You have one tax ID number for however many doors you have. Now we're being told, "Hey, this project actually is going to have to go as a condo." 

So what that means is it's going to be individually tax ID per unit, but you don't own the ground below you. You own a percentage of the total ground for the whole project as in the HOA as well. 

So a little bit different, but we're what we're running into is because all of our projects are rental communities, right? So you're not able to have Fannie and Freddie financing. So that then that pushes us into the bucket of a year. You have to be cash or you have to be a commercial loan. This is doable, but on the resell end of it, it's going to make it a little more difficult. 

So maybe we can just talk about that a little bit more and then get into what that means on the flip side of it, for our investors in this specific project.  

Steve Olson: Well, and then we don't necessarily fully know yet what it does mean. We're still figuring that out. It's the uncertainty of the development world. 

In this case, the city of Phoenix gave indications to our development team, "Yeah. You can do fourplexes". Then we get to the final approvals and "well now you can't." 

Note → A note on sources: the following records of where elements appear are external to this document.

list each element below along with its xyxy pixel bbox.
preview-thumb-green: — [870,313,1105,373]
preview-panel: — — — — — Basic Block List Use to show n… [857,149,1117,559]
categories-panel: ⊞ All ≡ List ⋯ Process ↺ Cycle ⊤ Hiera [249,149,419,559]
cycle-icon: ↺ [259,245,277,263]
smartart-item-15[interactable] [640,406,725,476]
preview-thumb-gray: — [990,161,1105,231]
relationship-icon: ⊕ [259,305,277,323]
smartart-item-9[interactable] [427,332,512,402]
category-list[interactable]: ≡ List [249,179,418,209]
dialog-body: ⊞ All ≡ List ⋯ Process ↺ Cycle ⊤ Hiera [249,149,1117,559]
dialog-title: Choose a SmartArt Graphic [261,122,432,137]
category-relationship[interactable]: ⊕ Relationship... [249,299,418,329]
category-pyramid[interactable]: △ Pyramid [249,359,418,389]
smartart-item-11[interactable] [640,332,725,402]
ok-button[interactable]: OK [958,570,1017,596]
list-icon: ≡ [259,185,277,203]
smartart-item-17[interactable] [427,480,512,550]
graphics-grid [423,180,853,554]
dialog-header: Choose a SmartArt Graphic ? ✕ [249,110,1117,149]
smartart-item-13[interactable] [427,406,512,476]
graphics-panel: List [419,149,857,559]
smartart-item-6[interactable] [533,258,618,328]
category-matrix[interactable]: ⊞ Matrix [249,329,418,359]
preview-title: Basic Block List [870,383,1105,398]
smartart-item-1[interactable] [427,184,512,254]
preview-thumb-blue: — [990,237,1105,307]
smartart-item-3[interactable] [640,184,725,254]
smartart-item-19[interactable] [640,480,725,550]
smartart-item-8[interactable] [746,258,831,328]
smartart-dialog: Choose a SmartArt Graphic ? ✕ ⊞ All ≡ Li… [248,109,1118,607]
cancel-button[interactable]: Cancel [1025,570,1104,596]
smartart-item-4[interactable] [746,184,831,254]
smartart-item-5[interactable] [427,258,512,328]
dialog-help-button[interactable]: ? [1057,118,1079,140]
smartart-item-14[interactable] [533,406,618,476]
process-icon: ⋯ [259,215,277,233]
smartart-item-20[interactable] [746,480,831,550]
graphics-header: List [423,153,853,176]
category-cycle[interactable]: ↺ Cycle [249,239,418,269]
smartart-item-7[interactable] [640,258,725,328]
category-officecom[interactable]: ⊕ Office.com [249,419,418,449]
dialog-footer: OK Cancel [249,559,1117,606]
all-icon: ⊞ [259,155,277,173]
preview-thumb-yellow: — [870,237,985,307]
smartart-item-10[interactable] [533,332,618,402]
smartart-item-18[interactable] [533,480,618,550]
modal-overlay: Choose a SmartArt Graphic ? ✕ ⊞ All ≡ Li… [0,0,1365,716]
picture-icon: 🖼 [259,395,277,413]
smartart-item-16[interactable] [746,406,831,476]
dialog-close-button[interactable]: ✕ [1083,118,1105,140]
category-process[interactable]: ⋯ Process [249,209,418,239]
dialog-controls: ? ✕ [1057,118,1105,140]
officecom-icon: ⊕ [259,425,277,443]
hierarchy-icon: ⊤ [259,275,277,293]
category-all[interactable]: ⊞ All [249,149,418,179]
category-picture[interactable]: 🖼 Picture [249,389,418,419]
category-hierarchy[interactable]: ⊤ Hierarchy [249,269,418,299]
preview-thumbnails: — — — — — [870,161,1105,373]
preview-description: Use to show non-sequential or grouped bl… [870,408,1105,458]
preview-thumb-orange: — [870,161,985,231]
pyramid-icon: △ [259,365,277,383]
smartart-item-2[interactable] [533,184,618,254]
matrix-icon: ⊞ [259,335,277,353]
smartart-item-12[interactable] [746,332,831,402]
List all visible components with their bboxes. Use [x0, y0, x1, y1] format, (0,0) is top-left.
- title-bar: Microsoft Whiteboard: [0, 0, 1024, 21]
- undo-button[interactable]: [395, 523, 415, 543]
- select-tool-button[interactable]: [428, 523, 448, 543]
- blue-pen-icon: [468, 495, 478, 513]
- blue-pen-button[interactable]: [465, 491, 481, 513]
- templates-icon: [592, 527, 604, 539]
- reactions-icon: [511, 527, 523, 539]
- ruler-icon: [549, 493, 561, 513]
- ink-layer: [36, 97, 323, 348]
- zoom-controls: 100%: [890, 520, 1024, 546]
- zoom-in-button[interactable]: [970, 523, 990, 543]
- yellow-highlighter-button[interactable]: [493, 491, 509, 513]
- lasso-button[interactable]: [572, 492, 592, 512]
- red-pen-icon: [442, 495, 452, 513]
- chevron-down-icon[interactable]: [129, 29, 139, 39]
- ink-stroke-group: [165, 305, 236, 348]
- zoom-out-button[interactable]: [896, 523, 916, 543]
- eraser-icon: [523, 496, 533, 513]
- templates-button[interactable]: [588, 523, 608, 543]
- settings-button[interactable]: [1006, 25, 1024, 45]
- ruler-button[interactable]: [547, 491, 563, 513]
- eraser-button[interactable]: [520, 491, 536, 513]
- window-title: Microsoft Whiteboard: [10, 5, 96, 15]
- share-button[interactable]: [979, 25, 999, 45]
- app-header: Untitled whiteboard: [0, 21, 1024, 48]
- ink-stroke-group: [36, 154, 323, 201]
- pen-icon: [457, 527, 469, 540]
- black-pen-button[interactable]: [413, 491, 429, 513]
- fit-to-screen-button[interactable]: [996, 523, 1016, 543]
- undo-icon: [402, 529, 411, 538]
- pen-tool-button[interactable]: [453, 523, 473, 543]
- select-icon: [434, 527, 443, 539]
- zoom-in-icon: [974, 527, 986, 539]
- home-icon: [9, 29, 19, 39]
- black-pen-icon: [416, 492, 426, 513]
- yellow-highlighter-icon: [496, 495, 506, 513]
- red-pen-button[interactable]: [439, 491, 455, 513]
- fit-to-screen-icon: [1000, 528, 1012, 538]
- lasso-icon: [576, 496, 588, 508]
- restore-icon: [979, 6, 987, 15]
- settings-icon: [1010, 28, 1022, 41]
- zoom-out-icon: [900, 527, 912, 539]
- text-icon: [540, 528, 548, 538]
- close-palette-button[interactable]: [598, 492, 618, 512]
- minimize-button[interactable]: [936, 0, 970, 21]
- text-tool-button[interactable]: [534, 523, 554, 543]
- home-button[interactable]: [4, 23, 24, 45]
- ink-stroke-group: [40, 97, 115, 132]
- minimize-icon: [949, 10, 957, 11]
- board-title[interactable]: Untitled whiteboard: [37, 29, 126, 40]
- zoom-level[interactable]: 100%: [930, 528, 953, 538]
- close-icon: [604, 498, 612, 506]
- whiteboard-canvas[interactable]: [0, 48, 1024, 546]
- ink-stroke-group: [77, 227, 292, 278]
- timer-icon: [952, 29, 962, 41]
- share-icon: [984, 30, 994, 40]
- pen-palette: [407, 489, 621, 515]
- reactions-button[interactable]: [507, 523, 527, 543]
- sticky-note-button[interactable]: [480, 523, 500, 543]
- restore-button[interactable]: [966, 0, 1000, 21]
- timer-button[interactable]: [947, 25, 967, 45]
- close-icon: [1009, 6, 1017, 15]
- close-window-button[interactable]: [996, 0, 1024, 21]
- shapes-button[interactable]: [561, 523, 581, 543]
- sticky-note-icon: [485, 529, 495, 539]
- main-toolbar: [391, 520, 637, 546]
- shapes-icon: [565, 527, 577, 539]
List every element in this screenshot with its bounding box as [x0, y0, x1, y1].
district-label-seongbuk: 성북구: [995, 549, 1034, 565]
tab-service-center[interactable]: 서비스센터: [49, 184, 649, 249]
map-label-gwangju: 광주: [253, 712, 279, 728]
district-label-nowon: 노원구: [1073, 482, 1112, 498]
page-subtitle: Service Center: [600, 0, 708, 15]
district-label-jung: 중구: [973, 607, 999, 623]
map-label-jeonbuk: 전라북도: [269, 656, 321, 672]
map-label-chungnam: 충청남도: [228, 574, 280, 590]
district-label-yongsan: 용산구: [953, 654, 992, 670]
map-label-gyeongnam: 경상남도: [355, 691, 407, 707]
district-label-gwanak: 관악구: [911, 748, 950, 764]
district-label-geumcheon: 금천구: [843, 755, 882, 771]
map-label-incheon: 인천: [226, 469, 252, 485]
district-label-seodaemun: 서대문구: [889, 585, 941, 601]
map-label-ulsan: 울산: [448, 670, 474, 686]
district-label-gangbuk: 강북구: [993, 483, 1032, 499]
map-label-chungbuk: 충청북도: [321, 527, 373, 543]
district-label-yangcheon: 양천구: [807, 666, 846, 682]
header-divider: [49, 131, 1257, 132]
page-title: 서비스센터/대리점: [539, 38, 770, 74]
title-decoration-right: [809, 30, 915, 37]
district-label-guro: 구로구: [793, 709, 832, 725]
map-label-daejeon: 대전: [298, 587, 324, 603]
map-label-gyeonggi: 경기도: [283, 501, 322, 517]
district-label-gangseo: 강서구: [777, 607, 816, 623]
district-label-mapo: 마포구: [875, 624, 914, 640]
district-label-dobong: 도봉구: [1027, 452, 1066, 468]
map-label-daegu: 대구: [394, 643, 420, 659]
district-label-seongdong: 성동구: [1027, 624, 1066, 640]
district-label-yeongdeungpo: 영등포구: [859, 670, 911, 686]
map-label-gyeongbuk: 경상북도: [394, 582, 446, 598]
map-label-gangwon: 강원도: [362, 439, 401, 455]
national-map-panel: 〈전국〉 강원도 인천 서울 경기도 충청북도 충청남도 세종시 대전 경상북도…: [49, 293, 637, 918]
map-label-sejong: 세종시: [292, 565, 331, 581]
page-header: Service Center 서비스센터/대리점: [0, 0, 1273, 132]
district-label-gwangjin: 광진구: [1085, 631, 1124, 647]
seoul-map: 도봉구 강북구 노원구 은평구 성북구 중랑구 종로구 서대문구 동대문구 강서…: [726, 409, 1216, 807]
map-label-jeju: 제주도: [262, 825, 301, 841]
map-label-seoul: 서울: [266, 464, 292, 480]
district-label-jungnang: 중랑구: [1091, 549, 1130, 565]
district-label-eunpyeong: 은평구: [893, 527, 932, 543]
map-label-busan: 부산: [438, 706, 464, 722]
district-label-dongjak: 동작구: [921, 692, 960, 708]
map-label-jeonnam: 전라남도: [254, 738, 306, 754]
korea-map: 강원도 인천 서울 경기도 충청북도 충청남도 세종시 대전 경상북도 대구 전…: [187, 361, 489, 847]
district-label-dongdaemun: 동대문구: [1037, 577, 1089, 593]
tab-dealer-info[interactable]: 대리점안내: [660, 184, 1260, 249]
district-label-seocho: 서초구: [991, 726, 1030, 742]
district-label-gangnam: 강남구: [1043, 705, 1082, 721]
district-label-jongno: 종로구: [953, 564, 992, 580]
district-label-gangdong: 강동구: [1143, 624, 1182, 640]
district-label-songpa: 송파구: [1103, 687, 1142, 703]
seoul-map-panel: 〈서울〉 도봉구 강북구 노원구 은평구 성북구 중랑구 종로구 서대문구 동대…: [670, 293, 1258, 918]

And by the way, that's a screw-up on our end. Right. Our team should have definitely done the due diligence on a known beforehand. They may disagree. Maybe it was impossible to know this. I don't, we don't know, but we are where we are and you frequently end up there in the development role world. Don't you. Something comes out and now, now the facts have changed and you have to problem-solve. That's why I get paid in real estate as you solve problems. 

So now the designated zoning C3 within the city of Phoenix allows for a condo. And chase and I were talking earlier, he's like, well, you got to find out why they're wanting to do that. And I was saying, it doesn't matter. It's what the zoning says. And they allow for, I mean, they could allow for a zebra farm in the zoning, we don't know. 

Right. They created what they created. 

Sherida Zenger: We also said, we could wait and go back to the city and maybe take another year and get this zoned as a PUD and do our townhomes. Like we normally. But at this time, we're not wanting to do that. We don't, we want to get this project out the door. So we're just kind of dealing with the blow, doing the best that we can put the right people in place. 

But that is another option. But we also could say, Hey, let's go and wait another year and try to figure this out. And they could come back and say, actually, we just want it as a condo. It's a condo. That's what we're doing. That's how you're going to have to do it. So we're kind of just dealing with the blow and making the most of it.